Clarence paused. Tim could see the man’s eyes through the gas mask lenses, see the turmoil, the indecision.
“Affirmative,” Clarence said.
Tim heard the click of Klimas switching off the channel.
Outside, the gunfire sounded constant, an orchestra of unending death. A bullet hit the centrifuge on top of the portable table, sending it spinning violently down to the marble floor.
Clarence shook his head. “I have to get her.”
He again turned toward the elevator.
Tim reached up, grabbed Clarence’s arm.
“Otto, stay
here
, goddamit! Don’t you fucking leave us alone!”
Cooper Mitchell tried to roll to his hands and knees but lost his balance, fell back down to his side. He looked around, eyes blinking and unfocused.
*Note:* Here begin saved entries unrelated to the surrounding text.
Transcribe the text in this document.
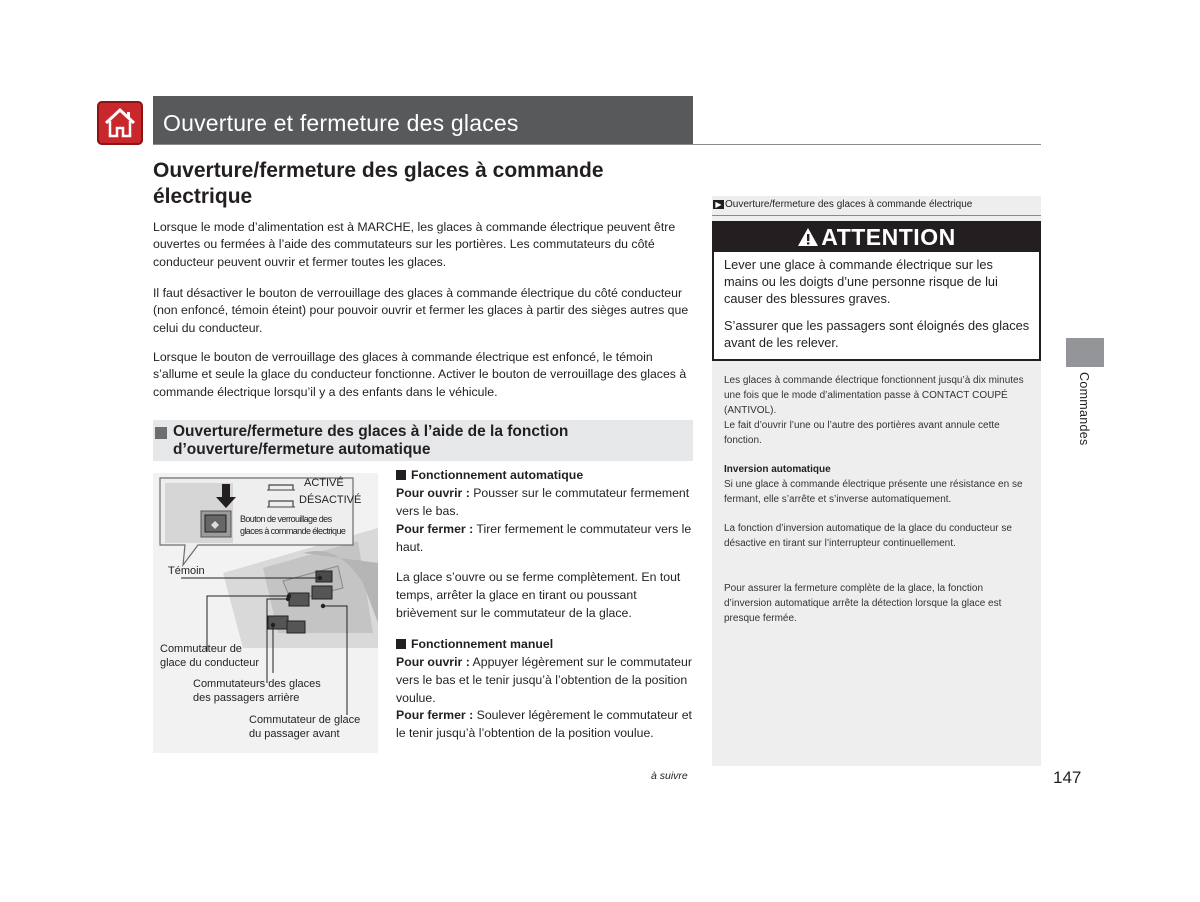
Ouverture et fermeture des glaces
Ouverture/fermeture des glaces à commande électrique

Lorsque le mode d’alimentation est à MARCHE, les glaces à commande électrique peuvent être ouvertes ou fermées à l’aide des commutateurs sur les portières. Les commutateurs du côté conducteur peuvent ouvrir et fermer toutes les glaces.

Il faut désactiver le bouton de verrouillage des glaces à commande électrique du côté conducteur (non enfoncé, témoin éteint) pour pouvoir ouvrir et fermer les glaces à partir des sièges autres que celui du conducteur.

Lorsque le bouton de verrouillage des glaces à commande électrique est enfoncé, le témoin s’allume et seule la glace du conducteur fonctionne. Activer le bouton de verrouillage des glaces à commande électrique lorsqu’il y a des enfants dans le véhicule.

Ouverture/fermeture des glaces à l’aide de la fonction
d’ouverture/fermeture automatique
ACTIVÉ
DÉSACTIVÉ
Bouton de verrouillage des
glaces à commande électrique
Témoin
Commutateur de
glace du conducteur
Commutateurs des glaces
des passagers arrière
Commutateur de glace
du passager avant
Fonctionnement automatique

Pour ouvrir : Pousser sur le commutateur fermement vers le bas.

Pour fermer : Tirer fermement le commutateur vers le haut.

La glace s’ouvre ou se ferme complètement. En tout temps, arrêter la glace en tirant ou poussant brièvement sur le commutateur de la glace.

Fonctionnement manuel

Pour ouvrir : Appuyer légèrement sur le commutateur vers le bas et le tenir jusqu’à l’obtention de la position voulue.

Pour fermer : Soulever légèrement le commutateur et le tenir jusqu’à l’obtention de la position voulue.

▶ Ouverture/fermeture des glaces à commande électrique
ATTENTION

Lever une glace à commande électrique sur les mains ou les doigts d’une personne risque de lui causer des blessures graves.

S’assurer que les passagers sont éloignés des glaces avant de les relever.

Les glaces à commande électrique fonctionnent jusqu’à dix minutes une fois que le mode d’alimentation passe à CONTACT COUPÉ (ANTIVOL).

Le fait d’ouvrir l’une ou l’autre des portières avant annule cette fonction.

Inversion automatique

Si une glace à commande électrique présente une résistance en se fermant, elle s’arrête et s’inverse automatiquement.

La fonction d’inversion automatique de la glace du conducteur se désactive en tirant sur l’interrupteur continuellement.

Pour assurer la fermeture complète de la glace, la fonction d’inversion automatique arrête la détection lorsque la glace est presque fermée.

Commandes
à suivre	147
Clarence grabbed Tim’s wrist, pulled the hand free.
“I’m going to get my wife,” he said. “Stay here with Cooper. The Rangers will protect you.”
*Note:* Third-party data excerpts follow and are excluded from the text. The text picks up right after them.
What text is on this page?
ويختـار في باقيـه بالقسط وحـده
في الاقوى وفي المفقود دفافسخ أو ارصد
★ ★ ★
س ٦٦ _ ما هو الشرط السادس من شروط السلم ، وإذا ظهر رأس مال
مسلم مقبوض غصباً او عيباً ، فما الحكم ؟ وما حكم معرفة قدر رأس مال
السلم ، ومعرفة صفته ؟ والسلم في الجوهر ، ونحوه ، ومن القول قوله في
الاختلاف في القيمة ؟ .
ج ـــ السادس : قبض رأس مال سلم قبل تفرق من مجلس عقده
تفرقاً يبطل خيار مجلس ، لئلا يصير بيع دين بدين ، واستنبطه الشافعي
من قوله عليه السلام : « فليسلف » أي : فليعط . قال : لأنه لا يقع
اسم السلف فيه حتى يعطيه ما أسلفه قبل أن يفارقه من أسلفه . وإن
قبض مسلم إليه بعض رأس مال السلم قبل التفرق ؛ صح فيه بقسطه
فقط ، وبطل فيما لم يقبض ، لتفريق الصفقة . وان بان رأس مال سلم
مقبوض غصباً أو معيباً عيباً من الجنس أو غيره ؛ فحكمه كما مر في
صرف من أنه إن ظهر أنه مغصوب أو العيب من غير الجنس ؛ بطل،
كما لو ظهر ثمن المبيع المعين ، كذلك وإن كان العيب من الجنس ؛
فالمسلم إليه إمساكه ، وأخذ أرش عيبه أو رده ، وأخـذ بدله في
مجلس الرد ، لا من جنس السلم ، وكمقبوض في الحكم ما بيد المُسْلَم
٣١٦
He sprinted for the elevator.
Tim felt lost. He looked at Cooper Mitchell, who was again trying to get to his hands and knees. Cooper … it was all about Cooper, about the microorganism he had in his body, in his blood.
Tim pressed his “talk” button. “Klimas, this is Feely, come in! Come in, Klimas!”
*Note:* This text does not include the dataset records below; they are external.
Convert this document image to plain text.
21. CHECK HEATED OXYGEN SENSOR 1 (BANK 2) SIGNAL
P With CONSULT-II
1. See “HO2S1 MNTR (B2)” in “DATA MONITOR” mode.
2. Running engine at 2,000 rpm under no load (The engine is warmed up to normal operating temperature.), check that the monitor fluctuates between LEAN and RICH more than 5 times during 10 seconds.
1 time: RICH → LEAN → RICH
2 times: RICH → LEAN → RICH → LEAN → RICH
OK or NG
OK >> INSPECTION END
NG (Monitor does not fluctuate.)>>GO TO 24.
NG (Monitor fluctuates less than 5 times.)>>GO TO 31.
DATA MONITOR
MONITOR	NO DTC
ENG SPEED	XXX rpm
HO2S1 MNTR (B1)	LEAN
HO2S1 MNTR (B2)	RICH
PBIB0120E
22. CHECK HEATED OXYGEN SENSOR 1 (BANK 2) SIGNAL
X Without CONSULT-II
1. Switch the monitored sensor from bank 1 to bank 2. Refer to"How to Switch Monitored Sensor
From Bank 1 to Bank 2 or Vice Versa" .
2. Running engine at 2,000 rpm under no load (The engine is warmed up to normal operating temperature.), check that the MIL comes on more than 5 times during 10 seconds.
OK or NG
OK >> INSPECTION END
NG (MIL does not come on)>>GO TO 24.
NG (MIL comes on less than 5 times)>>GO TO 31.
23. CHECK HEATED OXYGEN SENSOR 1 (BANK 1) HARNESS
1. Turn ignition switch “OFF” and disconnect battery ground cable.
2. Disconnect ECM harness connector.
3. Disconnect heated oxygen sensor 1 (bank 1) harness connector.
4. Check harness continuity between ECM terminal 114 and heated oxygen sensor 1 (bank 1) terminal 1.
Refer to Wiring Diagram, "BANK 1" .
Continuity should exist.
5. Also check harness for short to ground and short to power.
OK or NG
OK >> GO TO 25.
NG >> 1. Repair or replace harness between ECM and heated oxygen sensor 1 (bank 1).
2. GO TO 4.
Klimas came back instantly, both his voice and the sound of gunfire painfully loud.
“Goddamit, Feely, stay off this channel!”
“Margaret’s infected. Otto went to get her. I’m alone with Mitchell. Get us out of here!”
A bullet ripped through the portable table’s metal leg — the table leaned to the right and fell on its edge.
“Feely,” Klimas said, “do you have a weapon?”
“No.”
“Then find one. Right now Mitchell is your responsibility. Protect him. The lobby is the safest place we have. That reception counter is decent cover, so stay behind it. I’ll get someone to you as soon as I can. Klimas, out.”
The frequency clicked off.
I am so screwed, so screwed …
A crash of glass, a
whuff
of billowing fire so close Tim felt the heat through his suit. He threw himself on top of Cooper to protect him from the flames.
So screwed, so screwed …
Margaret paused on the stairwell landing of the fifteenth floor. She carefully checked her suit for tears and cuts: she couldn’t take any chances now.
She had killed Bogdana, blown his brains all over that rotted corpse. To pull the trigger, to know
she
was the one to end that subcreature’s miserable existence … it felt
glorious
.
Humans had pissed away their chance to live on this world. War, hatred, pollution, genocide … the true legacy of humankind. She hadn’t taken a life; she had simply exterminated a pest.
After she’d killed Bogdana, she’d heard the battle erupt in the streets. A look out the window gave her all the motivation she needed to keep fighting — as far down Chicago Avenue as she could see, waves and waves of people hiding behind barriers, waiting to advance. The Converted, coming to save her.
But Cooper Mitchell was downstairs.
The Antichrist
. If her kind poured in like a tidal wave of blessed bodies, overwhelming the Rangers and SEALS, they might come into contact with that diseased piece of garbage; they might be exposed. If as few as four or five of them contracted his hydras and then faded into the night, mingled with others, that was enough to start an unstoppable plague. Margaret’s people might be wiped out forever, leaving God’s will unfulfilled. The humans could keep developing, keep building, until someday they reached the stars.
She had to stop that from happening. She had to kill Cooper Mitchell before her people could reach him. She had the gun. D’Shawn Bosh had shown her how to use it, how to take a shooter’s stance, how to breathe out slowly, how to
squeeze
the trigger, never
pull
it.
Margaret didn’t have to get close to Cooper to kill him: she just needed a clean shot.
A clean shot, and a distraction.
That fucker Feely had probably already told Clarence and the others that she was infected — they wouldn’t trust her now, might even kill her on sight. She had to be careful, but she also had to move fast. The Converted onslaught
would provide her the needed distraction. Everyone would be busy trying to repel the attack.